Washington Free Beacon senior editor Bill Gertz argued during an interview on investigative report program "Zooming In" that U.S. security policy toward China has for decades been based on "hope."
Gertz said the conventional wisdom that China would reform itself in response to international trade was fundamentally mistaken. Host Simone Gao asked how leaders have formed policy toward China, and Gertz said it is based on hope rather than evidence.
"You can’t build a national security policy based on hope, and that is what they did in hoping that trading with China would bring about a more peaceful, a more democratic, more open China," he said.
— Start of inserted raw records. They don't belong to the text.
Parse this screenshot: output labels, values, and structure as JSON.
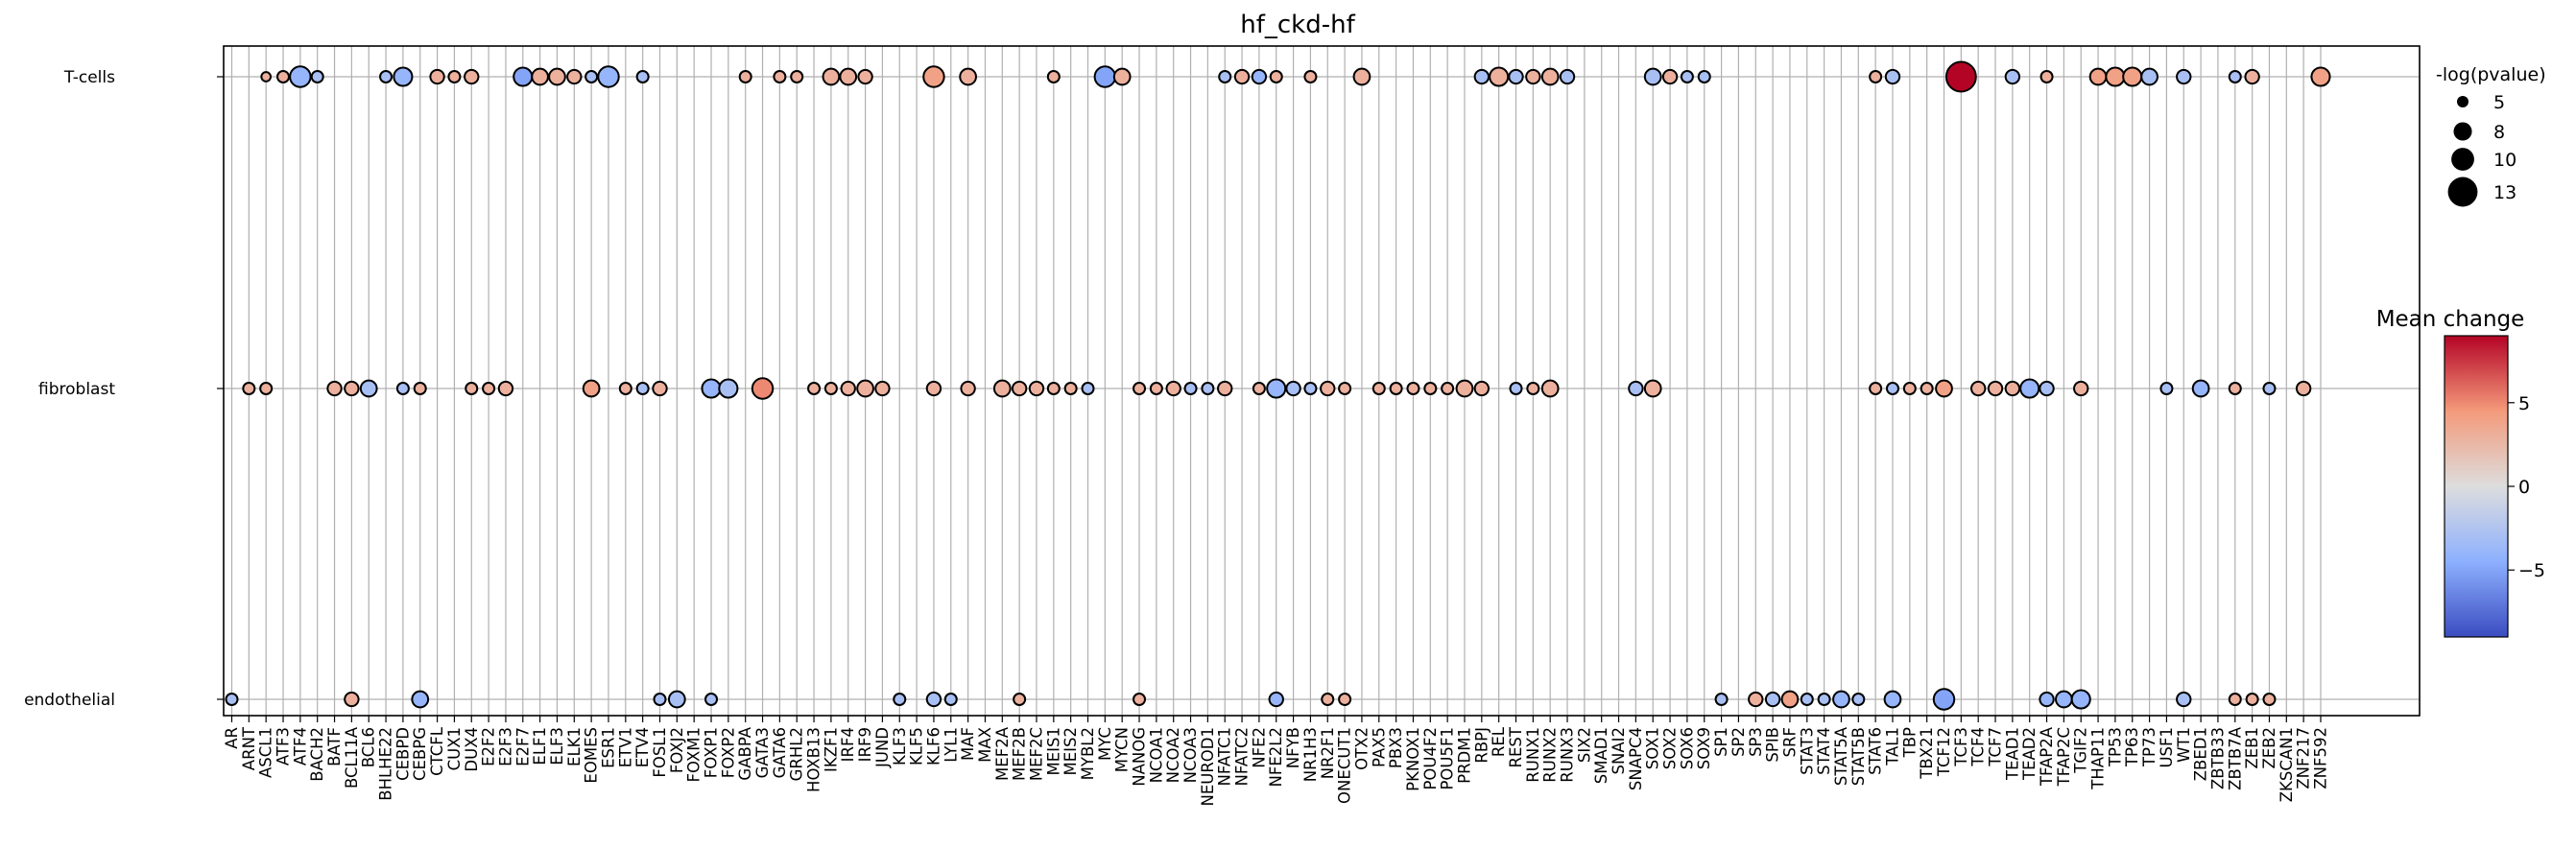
{
  "chart_data": {
    "type": "dotplot",
    "title": "hf_ckd-hf",
    "rows": [
      "T-cells",
      "fibroblast",
      "endothelial"
    ],
    "columns": [
      "AR",
      "ARNT",
      "ASCL1",
      "ATF3",
      "ATF4",
      "BACH2",
      "BATF",
      "BCL11A",
      "BCL6",
      "BHLHE22",
      "CEBPD",
      "CEBPG",
      "CTCFL",
      "CUX1",
      "DUX4",
      "E2F2",
      "E2F3",
      "E2F7",
      "ELF1",
      "ELF3",
      "ELK1",
      "EOMES",
      "ESR1",
      "ETV1",
      "ETV4",
      "FOSL1",
      "FOXJ2",
      "FOXM1",
      "FOXP1",
      "FOXP2",
      "GABPA",
      "GATA3",
      "GATA6",
      "GRHL2",
      "HOXB13",
      "IKZF1",
      "IRF4",
      "IRF9",
      "JUND",
      "KLF3",
      "KLF5",
      "KLF6",
      "LYL1",
      "MAF",
      "MAX",
      "MEF2A",
      "MEF2B",
      "MEF2C",
      "MEIS1",
      "MEIS2",
      "MYBL2",
      "MYC",
      "MYCN",
      "NANOG",
      "NCOA1",
      "NCOA2",
      "NCOA3",
      "NEUROD1",
      "NFATC1",
      "NFATC2",
      "NFE2",
      "NFE2L2",
      "NFYB",
      "NR1H3",
      "NR2F1",
      "ONECUT1",
      "OTX2",
      "PAX5",
      "PBX3",
      "PKNOX1",
      "POU4F2",
      "POU5F1",
      "PRDM1",
      "RBPJ",
      "REL",
      "REST",
      "RUNX1",
      "RUNX2",
      "RUNX3",
      "SIX2",
      "SMAD1",
      "SNAI2",
      "SNAPC4",
      "SOX1",
      "SOX2",
      "SOX6",
      "SOX9",
      "SP1",
      "SP2",
      "SP3",
      "SPIB",
      "SRF",
      "STAT3",
      "STAT4",
      "STAT5A",
      "STAT5B",
      "STAT6",
      "TAL1",
      "TBP",
      "TBX21",
      "TCF12",
      "TCF3",
      "TCF4",
      "TCF7",
      "TEAD1",
      "TEAD2",
      "TFAP2A",
      "TFAP2C",
      "TGIF2",
      "THAP11",
      "TP53",
      "TP63",
      "TP73",
      "USF1",
      "WT1",
      "ZBED1",
      "ZBTB33",
      "ZBTB7A",
      "ZEB1",
      "ZEB2",
      "ZKSCAN1",
      "ZNF217",
      "ZNF592"
    ],
    "points": {
      "T-cells": [
        [
          "ASCL1",
          4,
          3
        ],
        [
          "ATF3",
          5,
          3
        ],
        [
          "ATF4",
          9,
          -4
        ],
        [
          "BACH2",
          5,
          -3
        ],
        [
          "BHLHE22",
          5,
          -3
        ],
        [
          "CEBPD",
          8,
          -4
        ],
        [
          "CTCFL",
          6,
          3
        ],
        [
          "CUX1",
          5,
          3
        ],
        [
          "DUX4",
          6,
          3
        ],
        [
          "E2F7",
          8,
          -5
        ],
        [
          "ELF1",
          7,
          3
        ],
        [
          "ELF3",
          7,
          3
        ],
        [
          "ELK1",
          6,
          3
        ],
        [
          "EOMES",
          5,
          -3
        ],
        [
          "ESR1",
          9,
          -4
        ],
        [
          "ETV4",
          5,
          -3
        ],
        [
          "GABPA",
          5,
          3
        ],
        [
          "GATA6",
          5,
          3
        ],
        [
          "GRHL2",
          5,
          3
        ],
        [
          "IKZF1",
          7,
          3
        ],
        [
          "IRF4",
          7,
          3
        ],
        [
          "IRF9",
          6,
          3
        ],
        [
          "KLF6",
          9,
          4
        ],
        [
          "MAF",
          7,
          3
        ],
        [
          "MEIS1",
          5,
          3
        ],
        [
          "MYC",
          9,
          -5
        ],
        [
          "MYCN",
          7,
          3
        ],
        [
          "NFATC1",
          5,
          -3
        ],
        [
          "NFATC2",
          6,
          3
        ],
        [
          "NFE2",
          6,
          -4
        ],
        [
          "NFE2L2",
          5,
          3
        ],
        [
          "NR1H3",
          5,
          3
        ],
        [
          "OTX2",
          7,
          3
        ],
        [
          "RBPJ",
          6,
          -3
        ],
        [
          "REL",
          8,
          3
        ],
        [
          "REST",
          6,
          -3
        ],
        [
          "RUNX1",
          6,
          3
        ],
        [
          "RUNX2",
          7,
          3
        ],
        [
          "RUNX3",
          6,
          -3
        ],
        [
          "SOX1",
          7,
          -3
        ],
        [
          "SOX2",
          6,
          3
        ],
        [
          "SOX6",
          5,
          -3
        ],
        [
          "SOX9",
          5,
          -3
        ],
        [
          "STAT6",
          5,
          3
        ],
        [
          "TAL1",
          6,
          -3
        ],
        [
          "TCF3",
          13,
          9
        ],
        [
          "TEAD1",
          6,
          -3
        ],
        [
          "TFAP2A",
          5,
          3
        ],
        [
          "THAP11",
          7,
          4
        ],
        [
          "TP53",
          8,
          4
        ],
        [
          "TP63",
          8,
          4
        ],
        [
          "TP73",
          7,
          -3
        ],
        [
          "WT1",
          6,
          -3
        ],
        [
          "ZBTB7A",
          5,
          -3
        ],
        [
          "ZEB1",
          6,
          3
        ],
        [
          "ZNF592",
          8,
          4
        ]
      ],
      "fibroblast": [
        [
          "ARNT",
          5,
          3
        ],
        [
          "ASCL1",
          5,
          3
        ],
        [
          "BATF",
          6,
          3
        ],
        [
          "BCL11A",
          6,
          3
        ],
        [
          "BCL6",
          7,
          -3
        ],
        [
          "CEBPD",
          5,
          -3
        ],
        [
          "CEBPG",
          5,
          3
        ],
        [
          "DUX4",
          5,
          3
        ],
        [
          "E2F2",
          5,
          3
        ],
        [
          "E2F3",
          6,
          3
        ],
        [
          "EOMES",
          7,
          4
        ],
        [
          "ETV1",
          5,
          3
        ],
        [
          "ETV4",
          5,
          -3
        ],
        [
          "FOSL1",
          6,
          3
        ],
        [
          "FOXP1",
          8,
          -4
        ],
        [
          "FOXP2",
          8,
          -3
        ],
        [
          "GATA3",
          9,
          5
        ],
        [
          "HOXB13",
          5,
          3
        ],
        [
          "IKZF1",
          5,
          3
        ],
        [
          "IRF4",
          6,
          3
        ],
        [
          "IRF9",
          7,
          3
        ],
        [
          "JUND",
          6,
          3
        ],
        [
          "KLF6",
          6,
          3
        ],
        [
          "MAF",
          6,
          3
        ],
        [
          "MEF2A",
          7,
          3
        ],
        [
          "MEF2B",
          6,
          3
        ],
        [
          "MEF2C",
          6,
          3
        ],
        [
          "MEIS1",
          5,
          3
        ],
        [
          "MEIS2",
          5,
          3
        ],
        [
          "MYBL2",
          5,
          -3
        ],
        [
          "NANOG",
          5,
          3
        ],
        [
          "NCOA1",
          5,
          3
        ],
        [
          "NCOA2",
          6,
          3
        ],
        [
          "NCOA3",
          5,
          -3
        ],
        [
          "NEUROD1",
          5,
          -3
        ],
        [
          "NFATC1",
          6,
          3
        ],
        [
          "NFE2",
          5,
          3
        ],
        [
          "NFE2L2",
          8,
          -4
        ],
        [
          "NFYB",
          6,
          -3
        ],
        [
          "NR1H3",
          5,
          -3
        ],
        [
          "NR2F1",
          6,
          3
        ],
        [
          "ONECUT1",
          5,
          3
        ],
        [
          "PAX5",
          5,
          3
        ],
        [
          "PBX3",
          5,
          3
        ],
        [
          "PKNOX1",
          5,
          3
        ],
        [
          "POU4F2",
          5,
          3
        ],
        [
          "POU5F1",
          5,
          3
        ],
        [
          "PRDM1",
          7,
          3
        ],
        [
          "RBPJ",
          6,
          3
        ],
        [
          "REST",
          5,
          -3
        ],
        [
          "RUNX1",
          5,
          3
        ],
        [
          "RUNX2",
          7,
          3
        ],
        [
          "SNAPC4",
          6,
          -3
        ],
        [
          "SOX1",
          7,
          3
        ],
        [
          "STAT6",
          5,
          3
        ],
        [
          "TAL1",
          5,
          -3
        ],
        [
          "TBP",
          5,
          3
        ],
        [
          "TBX21",
          5,
          3
        ],
        [
          "TCF12",
          7,
          4
        ],
        [
          "TCF4",
          6,
          3
        ],
        [
          "TCF7",
          6,
          3
        ],
        [
          "TEAD1",
          6,
          3
        ],
        [
          "TEAD2",
          8,
          -4
        ],
        [
          "TFAP2A",
          6,
          -3
        ],
        [
          "TGIF2",
          6,
          3
        ],
        [
          "USF1",
          5,
          -3
        ],
        [
          "ZBED1",
          7,
          -4
        ],
        [
          "ZBTB7A",
          5,
          3
        ],
        [
          "ZEB2",
          5,
          -3
        ],
        [
          "ZNF217",
          6,
          3
        ]
      ],
      "endothelial": [
        [
          "AR",
          5,
          -3
        ],
        [
          "BCL11A",
          6,
          3
        ],
        [
          "CEBPG",
          7,
          -4
        ],
        [
          "FOSL1",
          5,
          -3
        ],
        [
          "FOXJ2",
          7,
          -3
        ],
        [
          "FOXP1",
          5,
          -3
        ],
        [
          "KLF3",
          5,
          -3
        ],
        [
          "KLF6",
          6,
          -3
        ],
        [
          "LYL1",
          5,
          -3
        ],
        [
          "MEF2B",
          5,
          3
        ],
        [
          "NANOG",
          5,
          3
        ],
        [
          "NFE2L2",
          6,
          -4
        ],
        [
          "NR2F1",
          5,
          3
        ],
        [
          "ONECUT1",
          5,
          3
        ],
        [
          "SP1",
          5,
          -3
        ],
        [
          "SP3",
          6,
          3
        ],
        [
          "SPIB",
          6,
          -3
        ],
        [
          "SRF",
          7,
          4
        ],
        [
          "STAT3",
          5,
          -3
        ],
        [
          "STAT4",
          5,
          -3
        ],
        [
          "STAT5A",
          7,
          -4
        ],
        [
          "STAT5B",
          5,
          -3
        ],
        [
          "TAL1",
          7,
          -4
        ],
        [
          "TCF12",
          9,
          -5
        ],
        [
          "TFAP2A",
          6,
          -4
        ],
        [
          "TFAP2C",
          7,
          -4
        ],
        [
          "TGIF2",
          8,
          -4
        ],
        [
          "WT1",
          6,
          -3
        ],
        [
          "ZBTB7A",
          5,
          3
        ],
        [
          "ZEB1",
          5,
          3
        ],
        [
          "ZEB2",
          5,
          3
        ]
      ]
    },
    "size_legend": {
      "title": "-log(pvalue)",
      "values": [
        "5",
        "8",
        "10",
        "13"
      ]
    },
    "color_legend": {
      "title": "Mean change",
      "ticks": [
        "5",
        "0",
        "−5"
      ],
      "vmin": -9,
      "vmax": 9,
      "colormap": "coolwarm"
    },
    "colors": {
      "low": "#3b4cc0",
      "mid": "#dddddd",
      "high": "#b40426",
      "grid": "#b0b0b0"
    }
  }
}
Gertz described how China has posed a threat to U.S. interests for years and business leaders deluded themselves into thinking trade would moderate the Chinese communist government.
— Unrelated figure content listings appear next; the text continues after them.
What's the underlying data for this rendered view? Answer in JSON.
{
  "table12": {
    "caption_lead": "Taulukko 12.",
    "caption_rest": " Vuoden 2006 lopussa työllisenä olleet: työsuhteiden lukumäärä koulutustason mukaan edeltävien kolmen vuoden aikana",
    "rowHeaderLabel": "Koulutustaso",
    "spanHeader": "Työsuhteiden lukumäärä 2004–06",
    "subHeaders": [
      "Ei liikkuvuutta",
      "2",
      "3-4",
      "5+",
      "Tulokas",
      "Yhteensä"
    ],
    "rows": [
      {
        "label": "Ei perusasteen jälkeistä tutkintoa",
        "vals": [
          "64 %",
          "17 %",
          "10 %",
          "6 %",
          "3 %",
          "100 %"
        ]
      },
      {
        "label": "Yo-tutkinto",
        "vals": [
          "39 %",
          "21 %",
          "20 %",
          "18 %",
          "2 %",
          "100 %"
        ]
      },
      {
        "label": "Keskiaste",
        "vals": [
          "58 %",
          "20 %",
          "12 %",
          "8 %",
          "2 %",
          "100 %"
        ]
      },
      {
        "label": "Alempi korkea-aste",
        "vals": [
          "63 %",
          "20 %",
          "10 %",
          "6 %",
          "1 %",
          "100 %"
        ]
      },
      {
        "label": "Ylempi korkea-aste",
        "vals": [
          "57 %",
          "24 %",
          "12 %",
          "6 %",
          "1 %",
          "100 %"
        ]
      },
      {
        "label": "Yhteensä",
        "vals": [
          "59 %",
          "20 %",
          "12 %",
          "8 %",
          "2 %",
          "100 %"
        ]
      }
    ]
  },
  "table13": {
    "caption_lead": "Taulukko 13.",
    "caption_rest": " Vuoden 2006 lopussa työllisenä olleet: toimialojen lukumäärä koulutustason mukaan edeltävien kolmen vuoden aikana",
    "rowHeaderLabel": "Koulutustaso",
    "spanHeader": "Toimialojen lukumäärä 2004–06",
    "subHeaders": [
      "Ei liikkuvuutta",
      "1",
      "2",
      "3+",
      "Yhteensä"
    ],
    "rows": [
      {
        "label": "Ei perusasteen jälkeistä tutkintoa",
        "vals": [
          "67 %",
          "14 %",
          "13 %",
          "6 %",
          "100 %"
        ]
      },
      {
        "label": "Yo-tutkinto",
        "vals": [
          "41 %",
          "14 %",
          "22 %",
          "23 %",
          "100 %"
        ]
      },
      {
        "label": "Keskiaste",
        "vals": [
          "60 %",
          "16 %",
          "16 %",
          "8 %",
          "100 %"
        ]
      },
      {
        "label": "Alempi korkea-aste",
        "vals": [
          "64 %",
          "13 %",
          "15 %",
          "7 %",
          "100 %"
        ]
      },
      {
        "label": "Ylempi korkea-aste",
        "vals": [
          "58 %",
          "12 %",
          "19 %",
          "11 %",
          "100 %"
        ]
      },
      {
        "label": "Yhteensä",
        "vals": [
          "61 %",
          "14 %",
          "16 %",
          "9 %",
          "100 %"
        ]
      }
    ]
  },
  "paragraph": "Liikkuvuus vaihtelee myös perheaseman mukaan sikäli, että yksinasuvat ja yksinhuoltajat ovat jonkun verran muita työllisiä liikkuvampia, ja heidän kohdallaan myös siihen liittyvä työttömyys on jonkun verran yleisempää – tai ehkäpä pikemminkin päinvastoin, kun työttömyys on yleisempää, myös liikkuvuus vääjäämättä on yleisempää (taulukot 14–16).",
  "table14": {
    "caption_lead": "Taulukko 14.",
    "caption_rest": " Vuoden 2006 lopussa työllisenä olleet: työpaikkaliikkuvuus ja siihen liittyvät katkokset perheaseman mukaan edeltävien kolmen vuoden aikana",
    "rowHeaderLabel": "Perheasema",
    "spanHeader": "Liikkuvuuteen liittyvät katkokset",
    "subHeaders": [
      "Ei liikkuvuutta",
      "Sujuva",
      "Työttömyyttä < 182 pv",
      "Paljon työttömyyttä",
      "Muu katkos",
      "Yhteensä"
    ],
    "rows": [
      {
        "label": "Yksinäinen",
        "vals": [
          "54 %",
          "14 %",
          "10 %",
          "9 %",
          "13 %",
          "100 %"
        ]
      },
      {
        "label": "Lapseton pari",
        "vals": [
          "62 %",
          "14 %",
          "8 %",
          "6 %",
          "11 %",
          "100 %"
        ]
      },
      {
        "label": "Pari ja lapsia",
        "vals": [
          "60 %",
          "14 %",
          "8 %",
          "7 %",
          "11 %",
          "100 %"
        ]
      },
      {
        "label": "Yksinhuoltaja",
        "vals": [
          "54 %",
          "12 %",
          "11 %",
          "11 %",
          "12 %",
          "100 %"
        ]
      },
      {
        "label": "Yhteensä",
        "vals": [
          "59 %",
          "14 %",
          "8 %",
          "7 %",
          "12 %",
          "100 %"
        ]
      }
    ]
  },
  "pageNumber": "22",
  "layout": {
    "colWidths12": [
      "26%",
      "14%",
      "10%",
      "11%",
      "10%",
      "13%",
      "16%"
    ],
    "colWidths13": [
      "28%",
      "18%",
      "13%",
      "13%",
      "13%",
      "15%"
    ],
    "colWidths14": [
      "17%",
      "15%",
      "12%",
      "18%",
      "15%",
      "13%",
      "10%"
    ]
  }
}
"I have been sounding the alarm on what I call the China threat for many years," he said. "I have argued since the beginning that the fundamental approach to China has been mistaken. And that approach has been, partly, that if the United States trades with China, then that trade with China, that this trade and business interaction will have a moderating influence and will ultimately result in the evolution of China from a communist state to a democratic state."
He said this idea goes back to the 1980s and is deeply flawed.
"That assumption has been the underpinnings of American policy for more than 30 years, going back to the 80s, and it has proved to be fundamentally false," Gertz said. "We have not seen a moderating of China. We have not seen an evolution toward a democratic system; in fact, we have seen just the opposite."
China under President Xi Jinping has grown more repressive, while the government has continued to antagonize the U.S. by stealing key technologies.